Objective
Stage 1 Norwood palliation is one of the highest risk procedures in congenital cardiac surgery. Patients with superior technical performance scores have more favorable outcomes. Intraoperative epicardial echocardiography may allow the surgeon to address residual lesions prior to leaving the operating room, resulting in improved technical performance. The ability of intraoperative epicardial echocardiography to visualize the relevant anatomy and its association with outcomes is not known.
Design
A standardized intraoperative epicardial echocardiography protocol was developed and performed at the conclusion of Stage 1 Norwood palliation. Data pertaining to visualization of relevant anatomy, and comparison of intraoperative echocardiogram findings with other post-operative investigations was performed. Clinical outcomes, including technical performance, were collected. A historical cohort who received either no echocardiogram or a non-standardized examination was used as a comparison group.
Results
Thirty on-protocol and 30 pre-protocol patients, 22 of whom had a non-standardized intraoperative epicardial echocardiogram, were studied.

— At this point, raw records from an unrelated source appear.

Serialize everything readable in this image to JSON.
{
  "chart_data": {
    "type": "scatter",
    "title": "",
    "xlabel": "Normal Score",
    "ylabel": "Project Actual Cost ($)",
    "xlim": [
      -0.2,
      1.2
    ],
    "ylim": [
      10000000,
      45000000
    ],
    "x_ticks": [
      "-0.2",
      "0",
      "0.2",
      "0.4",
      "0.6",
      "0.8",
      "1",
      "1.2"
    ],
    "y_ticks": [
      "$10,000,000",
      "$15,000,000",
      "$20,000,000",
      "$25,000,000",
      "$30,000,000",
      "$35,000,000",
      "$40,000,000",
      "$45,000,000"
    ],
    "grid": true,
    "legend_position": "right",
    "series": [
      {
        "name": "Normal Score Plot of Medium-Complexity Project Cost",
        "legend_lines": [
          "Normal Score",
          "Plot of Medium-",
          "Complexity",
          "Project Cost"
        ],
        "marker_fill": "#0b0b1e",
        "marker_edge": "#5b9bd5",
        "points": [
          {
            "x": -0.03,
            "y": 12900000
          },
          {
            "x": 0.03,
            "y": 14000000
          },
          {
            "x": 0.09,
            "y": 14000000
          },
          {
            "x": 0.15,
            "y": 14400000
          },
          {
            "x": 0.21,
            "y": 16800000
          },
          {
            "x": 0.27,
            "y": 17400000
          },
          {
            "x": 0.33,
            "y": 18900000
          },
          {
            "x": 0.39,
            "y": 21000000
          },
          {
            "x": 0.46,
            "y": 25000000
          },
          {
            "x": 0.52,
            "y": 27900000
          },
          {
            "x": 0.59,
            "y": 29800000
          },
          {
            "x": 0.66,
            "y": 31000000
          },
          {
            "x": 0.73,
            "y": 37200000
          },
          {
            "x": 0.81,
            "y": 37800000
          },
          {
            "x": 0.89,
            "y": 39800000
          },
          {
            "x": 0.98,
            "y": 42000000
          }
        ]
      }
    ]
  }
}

Compared with pre-protocol, visualization of the relevant anatomy was significantly increased for the Damus-Kaye-Stansel anastomoses (93% vs. 68% P=0.03) and branch pulmonary arteries (70% vs. 36%, P=0.02). One residual lesion requiring immediate operative reintervention was diagnosed in the pre-protocol group. There were 5 patients in each cohort with residual lesions during the post-operative hospitalization that were not appreciated on the intraoperative echocardiogram. Technical performance, rates of reintervention and clinical outcomes were not significantly different between the two groups.
Conclusions
Intraoperative epicardial echocardiography is technically feasible and increases visualization of the relevant anatomy. Larger investigations may be warranted to determine if there is clinical benefit to such an approach.